Early Psychosis Intervention (EPI) is a specialist service for those youth and young adults experiencing a first episode of psychosis. The EPI Team is part of the Waitemata District Health Board’s District Mental Health Services. We help people who are experiencing their first episode of psychosis and provide support for families/whanau.
The EPI Team uses a model called Early Intervention. This involves giving support, information and treatment to people as soon as possible after their first experience.
We are able to see you in our offices or at any other place you feel comfortable e.g. home, school or workplace.
What is Psychosis?
There are three main experiences people may have when experiencing psychosis:
1. Hallucinations - experiences that come through your senses (sight, hearing, touch, taste, smell) but don’t seem to have an external cause e.g. hearing voices when there isn’t anyone around or seeing things that others can’t see.
2. Delusions - strongly held beliefs you might have but that others around you would say were strange or unusual.
3. Disorganised thinking - can feel like you are thinking less clearly. It might be hard to concentrate, or it might be hard to put words together and you might not be sure if you are making sense.
As well as having a primary role as a key worker in the team, a community nurse has specific skills in:
- administering and monitoring medication
- monitoring side effects of medication
- liaising between you and your doctor
- assisting you with any physical health issues.
Maori Cultural Advisor
Maori cultural assessment and support may involve providing:
programmes that are based upon the four interacting dimensions of ‘Te Whare Tapa Wha’ (the traditional Maori health system):
- Taha wairua (spiritual health)
- Taha hinengaro (mental health)
- Taha tinana (physical health)
- Taha whanau (family health)
- an understanding of what it means to be Maori
- assistance accessing traditional Maori healing, cultural assessments, customary remedies and using Maori language in treatment if requested
- family/whanau interventions in an environment based on Maori cultural values, customs and beliefs.

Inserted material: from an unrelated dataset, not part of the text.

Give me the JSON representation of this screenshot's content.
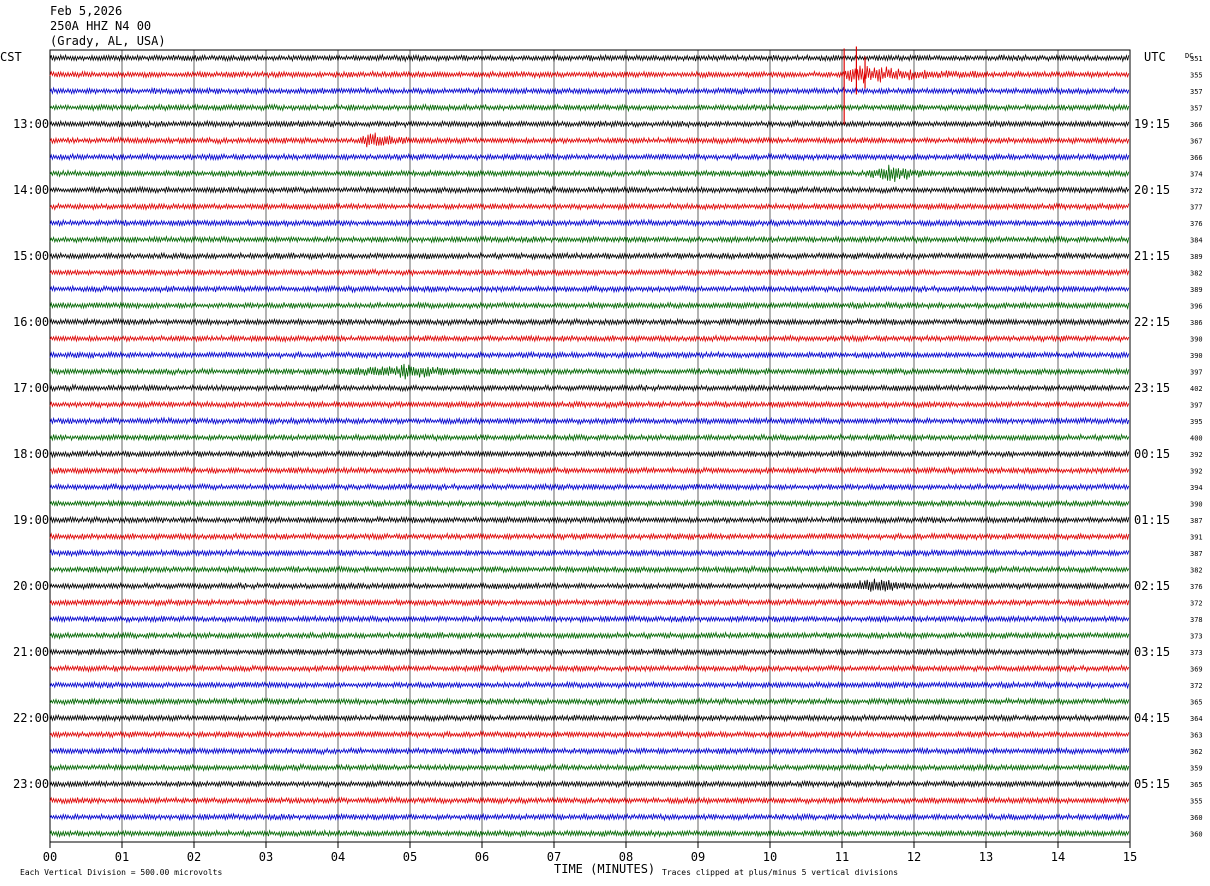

Occupational therapy aims to help support people to be able to do the things they want or need to do. Occupational therapists might work with you around the following areas:
- setting goals and supporting you to work towards these
- developing leisure interests and roles
- self-confidence, communication and stress management
- work and study or training
- living skills including cooking, budgeting, and transport
- motivation, decision making and problem solving
- using community supports and resources.
Psychiatrist and Psychiatric Registrars
A ‘psychiatrist’ is a doctor who, after basic medical qualifications, receives further training and develops the expertise to become a ‘specialist’ in identifying symptoms of, and diagnosing and treating, mental illnesses. You may have been referred to a psychiatrist if your doctor feels you need specialist help.
Along with other types of treatment, medication plays an important role in recovery from a psychotic episode and prevention of further episodes. There are a number of different types of medications that are effective in reducing the symptoms of psychosis, and the anxiety and stress these symptoms may cause.
Treatment usually starts with a low dose of medication and your doctor and key worker will give you and your family/whanau lots of information about the medication as well as potential side effects. The doctor will also monitor your physical health and provide oversight of your care. You might see the doctor weekly if you are in crisis but usually you will see them every one to three months.
Psychological interventions are mainly talking therapies that are based on psychological principles. The aim of these is to help you understand and/or change certain thoughts, feelings and behaviours in order to reduce distress and achieve greater life satisfaction. Some of the other psychological interventions are:
- problem solving
- stress management
- dealing with the symptoms of psychosis
- reducing low mood and anxiety
- developing healthy coping strategies.
As well as having a primary role as a key worker in the team a social worker has specific skills to help you:
- address your social needs and problems in the community around e.g. education, work and income, families and relationships
- find appropriate accommodation in the community to meet your needs
- address any barriers and inequalities you may face in your daily life.